Endothelin Receptor Blockade Inhibits Molecular Effectors of Kaposi’s Sarcoma Cell Invasion and Tumor Growth in Vivo

Laura Rosanò^*, Francesca Spinella^*, Valeriana Di Castro^*, Maria Rita Nicotra, Adriana Albini, Pier Giorgio Natali and Anna Bagnato^*

From the Laboratories of Molecular Pathology and Ultrastructure^* and Immunology, Regina Elena Cancer Institute, and the Molecular Biology and Pathology Institute, Consiglio Nazionale delle Ricerche, Rome; and National Institute for Cancer Research, Center of Advanced Biotechnology, Genoa, Italy

Endothelin-1 (ET-1) and its receptors are overexpressed in human Kaposi’s sarcoma lesions.
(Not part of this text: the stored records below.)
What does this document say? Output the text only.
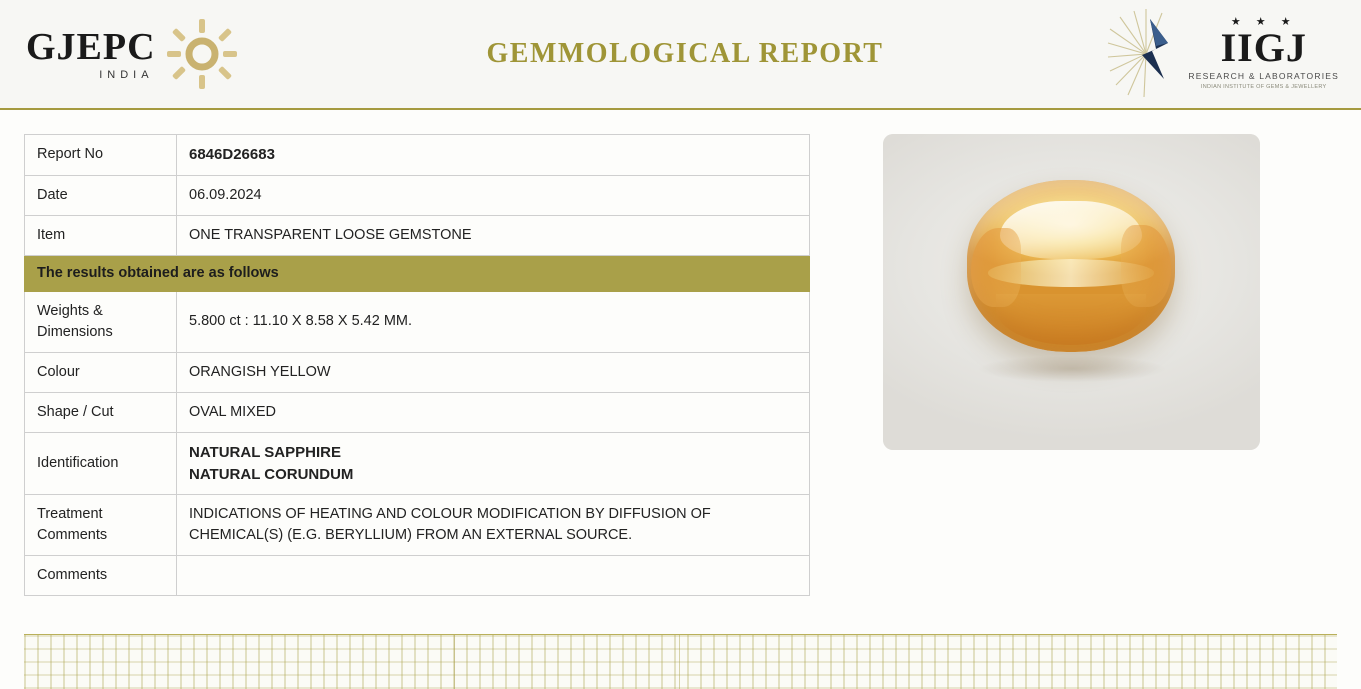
GJEPC
INDIA
GEMMOLOGICAL REPORT
★ ★ ★
IIGJ
RESEARCH & LABORATORIES
INDIAN INSTITUTE OF GEMS & JEWELLERY
Report No	6846D26683
Date	06.09.2024
Item	ONE TRANSPARENT LOOSE GEMSTONE
The results obtained are as follows	
Weights & Dimensions	5.800 ct : 11.10 X 8.58 X 5.42 MM.
Colour	ORANGISH YELLOW
Shape / Cut	OVAL MIXED
Identification	NATURAL SAPPHIRE
NATURAL CORUNDUM

Treatment Comments	INDICATIONS OF HEATING AND COLOUR MODIFICATION BY DIFFUSION OF CHEMICAL(S) (E.G. BERYLLIUM) FROM AN EXTERNAL SOURCE.
Comments	
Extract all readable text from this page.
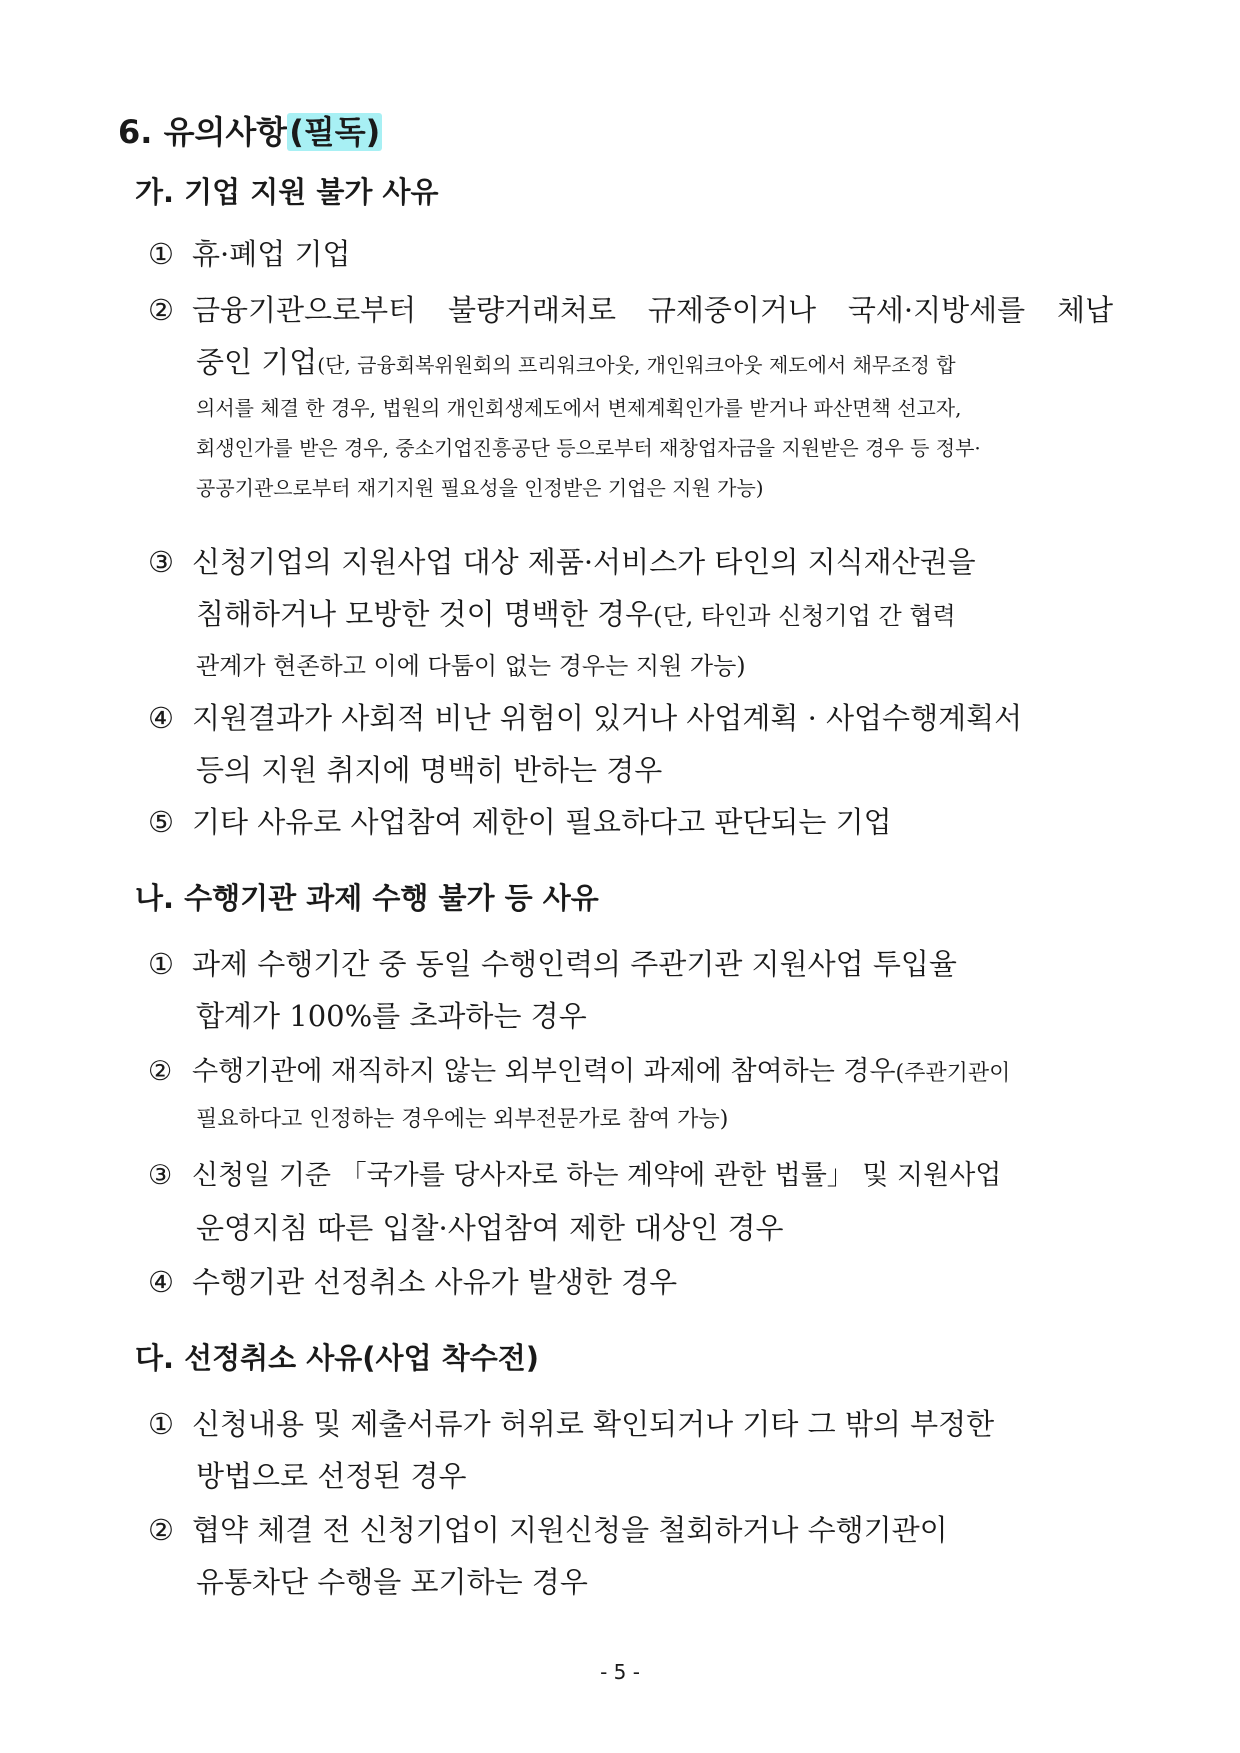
6. 유의사항(필독)
가. 기업 지원 불가 사유
① 휴·폐업 기업
② 금융기관으로부터 불량거래처로 규제중이거나 국세·지방세를 체납
중인 기업(단, 금융회복위원회의 프리워크아웃, 개인워크아웃 제도에서 채무조정 합
의서를 체결 한 경우, 법원의 개인회생제도에서 변제계획인가를 받거나 파산면책 선고자,
회생인가를 받은 경우, 중소기업진흥공단 등으로부터 재창업자금을 지원받은 경우 등 정부·
공공기관으로부터 재기지원 필요성을 인정받은 기업은 지원 가능)
③ 신청기업의 지원사업 대상 제품·서비스가 타인의 지식재산권을
침해하거나 모방한 것이 명백한 경우(단, 타인과 신청기업 간 협력
관계가 현존하고 이에 다툼이 없는 경우는 지원 가능)
④ 지원결과가 사회적 비난 위험이 있거나 사업계획 · 사업수행계획서
등의 지원 취지에 명백히 반하는 경우
⑤ 기타 사유로 사업참여 제한이 필요하다고 판단되는 기업
나. 수행기관 과제 수행 불가 등 사유
① 과제 수행기간 중 동일 수행인력의 주관기관 지원사업 투입율
합계가 100%를 초과하는 경우
② 수행기관에 재직하지 않는 외부인력이 과제에 참여하는 경우(주관기관이
필요하다고 인정하는 경우에는 외부전문가로 참여 가능)
③ 신청일 기준 「국가를 당사자로 하는 계약에 관한 법률」 및 지원사업
운영지침 따른 입찰·사업참여 제한 대상인 경우
④ 수행기관 선정취소 사유가 발생한 경우
다. 선정취소 사유(사업 착수전)
① 신청내용 및 제출서류가 허위로 확인되거나 기타 그 밖의 부정한
방법으로 선정된 경우
② 협약 체결 전 신청기업이 지원신청을 철회하거나 수행기관이
유통차단 수행을 포기하는 경우
- 5 -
Here we show that in human KS IMM cell line ET-1 increased secretion and activation of matrix-metalloproteinase-2 (MMP-2), -3, -7, -9 and -13, as well as of membrane-type 1-MMP (MT1-MMP). ET-1 and ET-3 also enhanced the expression of tissue inhibitor of MMP-2, essential for MT1-MMP-mediated MMP-2 activation. Combined addition of both ET_B receptor (ET_BR) and ET_AR antagonists completely blocked the ET-1-induced MMP activity. By immunohistochemistry, we observed that ET-1 increased MMP-2 and MT1-MMP expression and their localization at the cell surface. Treatment with both antagonists resulted also in the suppression of ET-1-induced phosphorylation of focal adhesion proteins, FAK and paxillin, which are essentials for cell motility. ET-1 induced a dose-dependent enhancement in KS IMM cell migration and MMP-dependent invasiveness that were inhibited by ET-1 receptor antagonists. The small molecule, A-182086, an orally bioavailable ET_A/BR antagonist, completely inhibited cell proliferation and tumor growth in KS IMM xenografts. These findings demonstrate that ET-1-driven autocrine loop is crucial for enhanced invasiveness of KS IMM cells and promote tumor growth in vivo. Such activities can be blocked by the ET_A/BR antagonists, which may be effective anti-angiogenic and anti-tumor molecules for the treatment of Kaposi’s sarcoma.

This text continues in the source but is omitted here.